Duke v. Brown v. Princeton (pre-med)

@bud123 (re post #11): Isn’t the development a wide range of individual skills and attributes – ranging from broad intellectual curiosity, to specific pre-career abilities, to vital understandings of the world and civilization, to ethics/integrity/character, to a love of learning, and MUCH more – *“the most important thing”/i all undergraduate education, at all institutions (from distinguished to mediocre), should provide to all students, thereby equipping the youngster with the fundamental success-elements necessary for a happy, successful, productive, and satisfying life?

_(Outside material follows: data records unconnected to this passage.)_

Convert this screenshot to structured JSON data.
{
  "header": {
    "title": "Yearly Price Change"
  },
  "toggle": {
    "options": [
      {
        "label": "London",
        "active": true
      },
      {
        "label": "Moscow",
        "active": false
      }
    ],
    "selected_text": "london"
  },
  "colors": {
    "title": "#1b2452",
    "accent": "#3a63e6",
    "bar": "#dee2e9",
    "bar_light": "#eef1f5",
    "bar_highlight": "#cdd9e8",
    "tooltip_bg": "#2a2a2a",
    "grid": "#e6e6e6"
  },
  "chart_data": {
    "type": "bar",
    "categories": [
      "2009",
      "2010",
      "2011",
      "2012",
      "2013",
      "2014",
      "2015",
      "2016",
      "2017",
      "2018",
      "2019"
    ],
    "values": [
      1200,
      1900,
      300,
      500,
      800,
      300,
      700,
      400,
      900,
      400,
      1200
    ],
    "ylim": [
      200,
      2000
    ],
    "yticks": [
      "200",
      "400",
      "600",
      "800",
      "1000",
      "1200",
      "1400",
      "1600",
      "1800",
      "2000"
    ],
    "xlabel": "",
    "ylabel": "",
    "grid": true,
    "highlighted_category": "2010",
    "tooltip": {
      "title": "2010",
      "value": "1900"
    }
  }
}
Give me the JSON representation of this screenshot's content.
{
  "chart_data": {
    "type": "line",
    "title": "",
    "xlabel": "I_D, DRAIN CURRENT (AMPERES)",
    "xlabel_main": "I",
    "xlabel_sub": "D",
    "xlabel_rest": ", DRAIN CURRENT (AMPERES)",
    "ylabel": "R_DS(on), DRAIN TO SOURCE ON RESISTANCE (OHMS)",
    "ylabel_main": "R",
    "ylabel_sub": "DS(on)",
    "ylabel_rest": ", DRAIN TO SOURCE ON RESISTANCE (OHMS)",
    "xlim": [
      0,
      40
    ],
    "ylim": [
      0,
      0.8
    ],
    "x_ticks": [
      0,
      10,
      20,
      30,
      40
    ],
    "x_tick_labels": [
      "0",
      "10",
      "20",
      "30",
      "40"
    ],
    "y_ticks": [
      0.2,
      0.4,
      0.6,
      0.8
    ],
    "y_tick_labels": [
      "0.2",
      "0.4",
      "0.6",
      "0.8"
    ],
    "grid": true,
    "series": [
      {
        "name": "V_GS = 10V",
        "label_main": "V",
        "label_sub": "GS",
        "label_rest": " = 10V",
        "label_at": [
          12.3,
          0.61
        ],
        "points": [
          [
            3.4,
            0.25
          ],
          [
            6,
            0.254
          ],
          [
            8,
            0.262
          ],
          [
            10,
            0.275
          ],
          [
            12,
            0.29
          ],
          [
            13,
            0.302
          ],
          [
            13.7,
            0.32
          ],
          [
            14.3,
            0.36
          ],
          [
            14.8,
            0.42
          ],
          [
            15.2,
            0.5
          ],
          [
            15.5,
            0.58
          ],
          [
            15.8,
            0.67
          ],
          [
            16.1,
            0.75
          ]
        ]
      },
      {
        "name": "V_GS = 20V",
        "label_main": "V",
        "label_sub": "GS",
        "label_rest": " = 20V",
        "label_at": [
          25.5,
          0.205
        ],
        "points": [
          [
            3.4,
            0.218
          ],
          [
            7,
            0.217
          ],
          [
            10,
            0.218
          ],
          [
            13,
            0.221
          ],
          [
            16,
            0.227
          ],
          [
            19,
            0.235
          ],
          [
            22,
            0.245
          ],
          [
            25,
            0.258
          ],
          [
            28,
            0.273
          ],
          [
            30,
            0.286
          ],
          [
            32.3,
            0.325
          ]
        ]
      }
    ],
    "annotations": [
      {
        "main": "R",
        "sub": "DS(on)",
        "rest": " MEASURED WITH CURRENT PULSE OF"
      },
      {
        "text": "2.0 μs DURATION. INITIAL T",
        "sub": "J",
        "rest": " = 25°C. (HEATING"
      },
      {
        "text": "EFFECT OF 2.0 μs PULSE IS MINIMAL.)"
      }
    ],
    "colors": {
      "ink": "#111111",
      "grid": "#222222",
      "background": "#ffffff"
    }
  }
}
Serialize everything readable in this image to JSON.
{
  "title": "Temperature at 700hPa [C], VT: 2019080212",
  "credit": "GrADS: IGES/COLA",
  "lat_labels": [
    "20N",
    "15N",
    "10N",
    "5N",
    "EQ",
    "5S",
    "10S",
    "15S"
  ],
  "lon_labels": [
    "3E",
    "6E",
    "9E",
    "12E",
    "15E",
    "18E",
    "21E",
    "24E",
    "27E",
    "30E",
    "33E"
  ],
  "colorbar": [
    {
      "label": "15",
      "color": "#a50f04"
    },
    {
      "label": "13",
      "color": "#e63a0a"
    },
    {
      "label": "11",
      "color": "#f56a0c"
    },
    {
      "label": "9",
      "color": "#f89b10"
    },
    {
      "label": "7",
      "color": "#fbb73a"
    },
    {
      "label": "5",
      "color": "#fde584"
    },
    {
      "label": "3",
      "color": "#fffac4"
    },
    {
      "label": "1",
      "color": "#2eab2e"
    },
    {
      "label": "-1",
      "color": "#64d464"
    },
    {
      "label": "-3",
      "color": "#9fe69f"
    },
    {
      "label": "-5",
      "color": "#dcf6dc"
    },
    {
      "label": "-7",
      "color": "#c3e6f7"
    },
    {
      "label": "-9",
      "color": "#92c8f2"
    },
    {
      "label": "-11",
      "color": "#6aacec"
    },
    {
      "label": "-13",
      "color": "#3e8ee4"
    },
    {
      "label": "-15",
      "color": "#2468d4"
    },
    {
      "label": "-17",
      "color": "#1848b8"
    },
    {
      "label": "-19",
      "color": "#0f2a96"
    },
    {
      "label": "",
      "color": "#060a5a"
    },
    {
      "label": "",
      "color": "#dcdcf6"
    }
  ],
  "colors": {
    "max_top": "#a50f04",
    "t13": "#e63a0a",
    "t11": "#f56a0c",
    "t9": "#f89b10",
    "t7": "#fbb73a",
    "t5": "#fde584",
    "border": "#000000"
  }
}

I believe it is, and at the top of my list are those crucial educational elements are the “ethics, integrity and character” attributes. If a kid at an esteemed undergraduate school like Brown (and s/he has to be extremely talented and hard working to matriculate there) learns (through the university’s policies) to withdraw from difficult situations after committing to them and/or to structure his life’s challenges to remain within his or her comfort zone, I suggest s/he has been taught some VERY unfortunate lessons. That’s precisely what you laud about Brown pre-med (see your post #8) and I could not more strongly disagree. I’m not at all convinced that this “scholastic slight-of-hand” increases Med School admissions rates even marginally, but were it to do so, is the potential price paid in vital, lifelong character traits worth it? I’m very skeptical that it is.